The Victoria Theatre was built in 1912 for American John Leon Benwell, and originally held a capacity of 965. In 1914 John Benwell sold the theatre to Fuller-Haywards Picture Company. The building was remodelled after a fire in 1924. In 1929, Fuller-Haywards converted the building to allow for the new talking pictures.

The Victoria was taken over by Kerridge Odeon in 1945. Kerridge ran the theatre until 1988, when dwindling patronage saw the building put up for sale. Publisher Bruce Palmer, who acquired the theatre, converted it into Charley Gray's Twin Cinemas Devonport, with three separate cinema theatres. The Victoria changed ownership several times in the following years, before a threat to turn it into an apartment complex in the early 2000s saw the creation of the Victoria Theatre Trust. The trust persuaded the then North Shore City Council to purchase the building, and reopened the venue as a cinema and live venue.

==Architecture==
The theatre was originally designed by Auckland architect John Walker and erected for £6,000, just two years after the country's first purpose-built cinema.

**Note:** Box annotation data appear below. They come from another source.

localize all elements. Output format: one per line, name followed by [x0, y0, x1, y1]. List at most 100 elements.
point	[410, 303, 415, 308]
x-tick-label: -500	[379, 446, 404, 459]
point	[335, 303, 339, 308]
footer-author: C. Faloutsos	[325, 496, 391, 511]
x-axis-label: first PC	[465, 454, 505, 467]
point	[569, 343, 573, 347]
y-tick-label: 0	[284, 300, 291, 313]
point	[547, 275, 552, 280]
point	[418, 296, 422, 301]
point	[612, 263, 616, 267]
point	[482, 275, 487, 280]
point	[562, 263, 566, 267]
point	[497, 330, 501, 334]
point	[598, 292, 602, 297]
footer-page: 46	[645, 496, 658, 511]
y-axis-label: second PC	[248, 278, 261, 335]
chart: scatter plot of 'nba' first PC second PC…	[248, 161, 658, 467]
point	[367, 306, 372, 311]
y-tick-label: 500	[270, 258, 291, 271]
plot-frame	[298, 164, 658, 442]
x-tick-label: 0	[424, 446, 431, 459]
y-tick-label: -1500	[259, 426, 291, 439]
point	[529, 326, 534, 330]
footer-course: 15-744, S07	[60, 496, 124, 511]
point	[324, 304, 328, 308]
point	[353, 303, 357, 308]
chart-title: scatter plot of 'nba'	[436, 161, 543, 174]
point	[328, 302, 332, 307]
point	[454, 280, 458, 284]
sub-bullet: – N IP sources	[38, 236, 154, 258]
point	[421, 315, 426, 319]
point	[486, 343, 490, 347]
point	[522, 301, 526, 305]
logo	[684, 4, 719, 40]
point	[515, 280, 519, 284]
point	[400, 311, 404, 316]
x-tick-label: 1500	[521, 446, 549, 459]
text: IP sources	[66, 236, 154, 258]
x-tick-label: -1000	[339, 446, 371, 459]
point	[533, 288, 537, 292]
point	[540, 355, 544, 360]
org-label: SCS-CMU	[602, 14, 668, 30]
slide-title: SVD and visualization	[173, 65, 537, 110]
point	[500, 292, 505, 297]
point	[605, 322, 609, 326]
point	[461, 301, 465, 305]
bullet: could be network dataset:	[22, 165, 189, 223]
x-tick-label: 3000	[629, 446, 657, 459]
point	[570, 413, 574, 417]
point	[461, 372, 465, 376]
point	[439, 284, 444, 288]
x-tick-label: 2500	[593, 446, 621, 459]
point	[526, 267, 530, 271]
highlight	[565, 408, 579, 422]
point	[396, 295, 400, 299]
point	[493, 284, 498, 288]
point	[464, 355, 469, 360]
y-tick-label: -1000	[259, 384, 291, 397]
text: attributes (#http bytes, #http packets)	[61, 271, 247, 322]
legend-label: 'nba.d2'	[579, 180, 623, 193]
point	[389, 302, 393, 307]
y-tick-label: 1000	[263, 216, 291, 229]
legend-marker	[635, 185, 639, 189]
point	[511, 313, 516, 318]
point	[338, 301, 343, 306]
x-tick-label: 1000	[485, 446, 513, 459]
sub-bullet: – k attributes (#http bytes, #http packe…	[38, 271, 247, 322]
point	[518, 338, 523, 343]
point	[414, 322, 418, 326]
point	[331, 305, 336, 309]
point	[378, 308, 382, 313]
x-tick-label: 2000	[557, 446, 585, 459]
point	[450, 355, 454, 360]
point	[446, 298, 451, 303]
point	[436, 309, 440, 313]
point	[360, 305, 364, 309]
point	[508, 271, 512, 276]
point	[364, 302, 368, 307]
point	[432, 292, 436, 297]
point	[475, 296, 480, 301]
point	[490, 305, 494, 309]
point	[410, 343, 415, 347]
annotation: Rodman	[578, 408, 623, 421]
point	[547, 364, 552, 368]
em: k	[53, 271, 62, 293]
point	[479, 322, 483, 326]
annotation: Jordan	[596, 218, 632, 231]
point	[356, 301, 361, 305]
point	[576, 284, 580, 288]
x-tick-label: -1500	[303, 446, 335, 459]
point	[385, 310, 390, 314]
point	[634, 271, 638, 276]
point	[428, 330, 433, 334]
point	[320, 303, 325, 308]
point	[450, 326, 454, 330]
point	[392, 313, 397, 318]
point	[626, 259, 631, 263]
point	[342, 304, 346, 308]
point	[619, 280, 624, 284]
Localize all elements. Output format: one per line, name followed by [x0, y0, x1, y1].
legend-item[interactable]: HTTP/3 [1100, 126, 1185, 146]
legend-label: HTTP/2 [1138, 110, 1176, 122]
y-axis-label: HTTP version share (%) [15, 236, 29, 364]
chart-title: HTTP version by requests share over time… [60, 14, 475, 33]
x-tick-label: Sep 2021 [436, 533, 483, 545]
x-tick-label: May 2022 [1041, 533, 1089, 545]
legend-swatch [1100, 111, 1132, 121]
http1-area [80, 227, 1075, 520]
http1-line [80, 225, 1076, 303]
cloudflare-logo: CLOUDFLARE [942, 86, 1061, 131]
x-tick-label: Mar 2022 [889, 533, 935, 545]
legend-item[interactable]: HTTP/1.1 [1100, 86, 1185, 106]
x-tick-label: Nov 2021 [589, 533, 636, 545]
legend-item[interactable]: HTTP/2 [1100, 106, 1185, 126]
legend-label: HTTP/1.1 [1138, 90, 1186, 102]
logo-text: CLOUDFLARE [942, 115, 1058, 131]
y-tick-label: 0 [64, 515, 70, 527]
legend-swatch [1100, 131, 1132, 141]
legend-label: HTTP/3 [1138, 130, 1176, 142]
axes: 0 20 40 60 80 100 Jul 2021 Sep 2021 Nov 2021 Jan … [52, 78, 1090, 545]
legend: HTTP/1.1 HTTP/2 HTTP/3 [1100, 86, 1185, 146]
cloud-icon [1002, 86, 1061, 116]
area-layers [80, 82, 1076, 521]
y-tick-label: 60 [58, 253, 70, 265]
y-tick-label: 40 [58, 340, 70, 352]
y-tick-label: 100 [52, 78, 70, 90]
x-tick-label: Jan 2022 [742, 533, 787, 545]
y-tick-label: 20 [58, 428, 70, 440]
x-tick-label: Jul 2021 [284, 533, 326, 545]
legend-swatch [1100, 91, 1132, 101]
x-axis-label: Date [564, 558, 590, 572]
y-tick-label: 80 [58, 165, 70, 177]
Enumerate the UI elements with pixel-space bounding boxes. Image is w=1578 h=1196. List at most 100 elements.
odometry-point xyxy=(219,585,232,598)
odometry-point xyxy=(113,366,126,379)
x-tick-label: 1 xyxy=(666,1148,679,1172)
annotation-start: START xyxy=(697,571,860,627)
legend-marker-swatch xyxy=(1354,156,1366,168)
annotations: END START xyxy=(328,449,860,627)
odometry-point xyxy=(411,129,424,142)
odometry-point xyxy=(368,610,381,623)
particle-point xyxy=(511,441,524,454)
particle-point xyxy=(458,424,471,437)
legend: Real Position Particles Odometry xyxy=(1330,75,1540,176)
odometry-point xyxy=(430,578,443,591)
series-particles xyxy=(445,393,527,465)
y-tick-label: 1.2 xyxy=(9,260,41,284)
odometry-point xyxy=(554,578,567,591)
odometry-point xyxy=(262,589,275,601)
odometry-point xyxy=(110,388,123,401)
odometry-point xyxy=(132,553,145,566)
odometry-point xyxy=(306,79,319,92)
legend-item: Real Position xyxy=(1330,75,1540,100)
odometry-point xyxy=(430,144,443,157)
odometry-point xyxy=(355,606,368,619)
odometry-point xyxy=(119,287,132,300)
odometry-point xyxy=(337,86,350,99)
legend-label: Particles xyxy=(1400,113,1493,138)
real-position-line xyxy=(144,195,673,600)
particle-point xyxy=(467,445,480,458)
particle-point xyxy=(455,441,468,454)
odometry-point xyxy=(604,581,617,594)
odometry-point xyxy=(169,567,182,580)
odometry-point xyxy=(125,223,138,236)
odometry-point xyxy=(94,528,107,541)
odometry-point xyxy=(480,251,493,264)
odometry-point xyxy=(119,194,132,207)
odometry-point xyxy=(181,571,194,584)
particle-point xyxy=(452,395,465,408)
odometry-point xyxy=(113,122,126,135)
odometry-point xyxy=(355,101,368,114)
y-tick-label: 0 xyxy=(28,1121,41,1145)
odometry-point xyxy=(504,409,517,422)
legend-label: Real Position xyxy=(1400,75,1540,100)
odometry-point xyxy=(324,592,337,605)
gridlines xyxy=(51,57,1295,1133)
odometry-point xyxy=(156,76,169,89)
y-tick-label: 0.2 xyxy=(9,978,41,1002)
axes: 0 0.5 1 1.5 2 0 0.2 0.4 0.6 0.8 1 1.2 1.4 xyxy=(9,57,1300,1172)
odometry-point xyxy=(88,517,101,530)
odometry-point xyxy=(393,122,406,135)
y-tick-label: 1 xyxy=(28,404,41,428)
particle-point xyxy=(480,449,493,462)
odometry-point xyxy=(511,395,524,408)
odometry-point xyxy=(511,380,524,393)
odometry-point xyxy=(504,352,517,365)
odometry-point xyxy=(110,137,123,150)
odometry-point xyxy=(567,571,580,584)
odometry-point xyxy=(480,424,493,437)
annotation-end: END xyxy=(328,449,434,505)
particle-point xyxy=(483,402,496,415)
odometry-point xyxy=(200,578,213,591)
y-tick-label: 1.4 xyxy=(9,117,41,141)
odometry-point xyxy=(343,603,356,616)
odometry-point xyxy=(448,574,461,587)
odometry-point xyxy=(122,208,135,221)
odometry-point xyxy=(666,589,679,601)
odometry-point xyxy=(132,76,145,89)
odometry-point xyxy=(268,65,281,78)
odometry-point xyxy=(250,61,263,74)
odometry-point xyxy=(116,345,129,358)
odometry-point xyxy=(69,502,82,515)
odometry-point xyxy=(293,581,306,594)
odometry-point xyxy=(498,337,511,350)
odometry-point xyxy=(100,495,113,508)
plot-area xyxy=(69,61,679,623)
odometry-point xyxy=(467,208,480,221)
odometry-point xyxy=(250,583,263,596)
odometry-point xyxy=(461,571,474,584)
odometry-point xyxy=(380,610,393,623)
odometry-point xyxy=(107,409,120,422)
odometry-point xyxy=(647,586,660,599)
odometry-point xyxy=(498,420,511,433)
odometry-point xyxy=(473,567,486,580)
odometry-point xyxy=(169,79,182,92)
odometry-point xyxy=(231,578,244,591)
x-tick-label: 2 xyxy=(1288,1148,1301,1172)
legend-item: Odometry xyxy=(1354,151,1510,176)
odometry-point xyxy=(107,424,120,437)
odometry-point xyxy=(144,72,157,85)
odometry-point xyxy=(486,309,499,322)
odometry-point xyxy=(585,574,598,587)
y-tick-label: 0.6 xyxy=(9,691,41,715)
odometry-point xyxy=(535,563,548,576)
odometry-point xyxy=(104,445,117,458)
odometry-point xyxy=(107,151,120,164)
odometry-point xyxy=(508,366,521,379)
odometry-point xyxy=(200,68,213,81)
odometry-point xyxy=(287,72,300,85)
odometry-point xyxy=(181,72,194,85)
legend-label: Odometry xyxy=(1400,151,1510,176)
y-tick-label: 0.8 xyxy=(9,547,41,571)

The complex was built by Edward James for £6,500. Remodelling to accommodate sound technology in 1929 was to a design by Daniel Patterson. Patterson's changes included enlarging the previous building, with major changes to both interior and exterior. Much of the building's current Art Deco exterior dates from this time. The building has a Heritage New Zealand Historic Place Category 1 status.

==The theatre today==
The building currently contains four cinema theatres (total capacity 386) plus a live venue space.